What I realize is that I need to let go of my expectations.  If I’m going to trust God on this journey, then I need to TRUST Him.  That means that my expectations probably aren’t the same as God’s plan.  It means letting go of what’s happened before, accepting what’s happening and knowing that God knows what will happen and has it under control.

If I let go, my expectations won’t disappoint me.  That’s not to say there won’t be some disappointments along this road.  There will.  Even when I finally reach remission (because failure is not an option here people), there will still be disappointments.  Life is full of them.  The trick is to not let the disappointments become the focal point of your life.  They’re just part of the ups and downs.

So while I’d really like a cure for cancer, which would just exceed my expectations on so many levels, I’d also like a digital camera, some snowmen to add to my collection, a Life is Good shirt and some jewelry to give me some bling.  Any of those would make me happy and actually exceed my expectations (because that means that my family actually listened to me when I told them what I wanted).

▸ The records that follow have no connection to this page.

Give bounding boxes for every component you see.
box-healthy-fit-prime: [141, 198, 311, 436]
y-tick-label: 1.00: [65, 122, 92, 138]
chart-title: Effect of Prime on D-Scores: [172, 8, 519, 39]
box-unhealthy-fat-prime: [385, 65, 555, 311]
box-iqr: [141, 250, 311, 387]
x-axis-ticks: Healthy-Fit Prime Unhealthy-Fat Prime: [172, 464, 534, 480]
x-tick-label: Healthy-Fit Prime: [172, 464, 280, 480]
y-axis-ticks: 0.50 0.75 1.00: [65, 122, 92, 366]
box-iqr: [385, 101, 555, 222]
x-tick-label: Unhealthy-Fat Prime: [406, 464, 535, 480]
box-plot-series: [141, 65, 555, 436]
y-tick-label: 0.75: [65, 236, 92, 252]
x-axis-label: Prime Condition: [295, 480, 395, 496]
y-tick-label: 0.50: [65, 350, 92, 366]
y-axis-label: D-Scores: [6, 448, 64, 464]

While my life is not where I expected, it’s not disappointing.  I have a wonderful husband, two beautiful sons and am still blessed to have my mom.  I am surrounded by an incredible network of friends to are willing to step up and help out.  Combine that with the gift of Christ in the manger and I am bound to have the best Christmas ever.

May you find love, peace, health and happiness in the miracle of Christmas.